Tests on synthetic LISA datasets with injected massive black hole binaries, extreme mass ratio inspirals, and individual Galactic binaries demonstrate that incorporating latent-space geometry substantially improves source discrimination compared to reconstruction error alone. These results suggest that the learned latent manifold captures physically meaningful structure in the confusion background and that manifold-aware anomaly detection may provide a practical, template-free tool for LISA data analysis.
Manuscript submitted to Classical and Quantum Gravity.
Jericho Cain 2026 Class. Quantum Grav. 43 035019
Gravitational-wave searches traditionally rely on matched filtering against large banks of theoretical waveforms, which can be computationally expensive and inherently biased toward known signal morphologies. In this project, I develop a template-free, unsupervised detection framework that combines physically motivated time–frequency representations with sequence-based machine learning.
The method applies a continuous wavelet transform (CWT) to LIGO strain data to produce time–frequency representations aligned with the chirp-like evolution of compact binary coalescences.
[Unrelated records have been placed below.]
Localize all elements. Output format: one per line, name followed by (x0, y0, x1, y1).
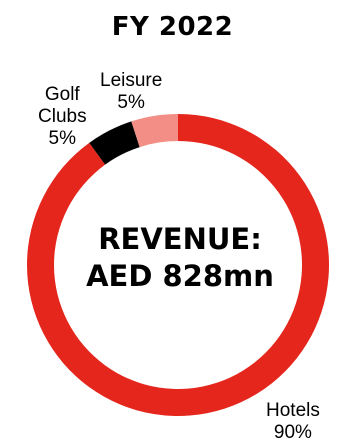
slice-label-golf-clubs: Golf Clubs 5% (38, 84, 87, 150)
slice-label-golf-clubs-name-line1: Golf (44, 84, 80, 105)
center-label-line2: AED 828mn (86, 259, 274, 293)
donut-center-label: REVENUE: AED 828mn (60, 221, 300, 295)
slice-label-leisure: Leisure 5% (100, 70, 162, 114)
slice-label-hotels-value: 90% (273, 422, 312, 443)
slice-label-leisure-value: 5% (117, 92, 145, 113)
slice-label-golf-clubs-value: 5% (48, 128, 77, 149)
center-label-line1: REVENUE: (98, 222, 262, 256)
chart-title: FY 2022 (111, 12, 234, 42)
slice-label-hotels-name: Hotels (266, 400, 320, 421)
donut-slice-leisure (131, 114, 178, 148)
slice-label-leisure-name: Leisure (100, 70, 163, 91)
donut-slice-golf-clubs (89, 121, 140, 165)
slice-label-hotels: Hotels 90% (266, 400, 320, 444)
slice-label-golf-clubs-name-line2: Clubs (38, 106, 87, 127)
An LSTM-based autoencoder is then trained exclusively on detector noise, allowing gravitational-wave signals to be identified as anomalies without the use of waveform templates or labeled training data.
During development, I identified a previously underappreciated issue: when training across multiple LIGO observing runs, the autoencoder’s latent structure clustered by observing run rather than by astrophysical signal properties. This behavior revealed systematic batch effects associated with evolving detector calibration and preprocessing, rather than true physical differences. Adopting a per-run training strategy—consistent with established LIGO analysis practice—eliminated these effects and substantially improved detection performance.
Applied to O4 LIGO data, the resulting pipeline achieves high-efficiency, high-purity detection using a purely unsupervised approach, demonstrating that physics-informed anomaly detection can perform competitively with supervised methods while remaining sensitive to signals with unexpected or poorly modeled morphologies. This work highlights both the promise of template-free methods for discovery-oriented searches and the importance of careful treatment of non-stationarity in multi-epoch gravitational-wave datasets.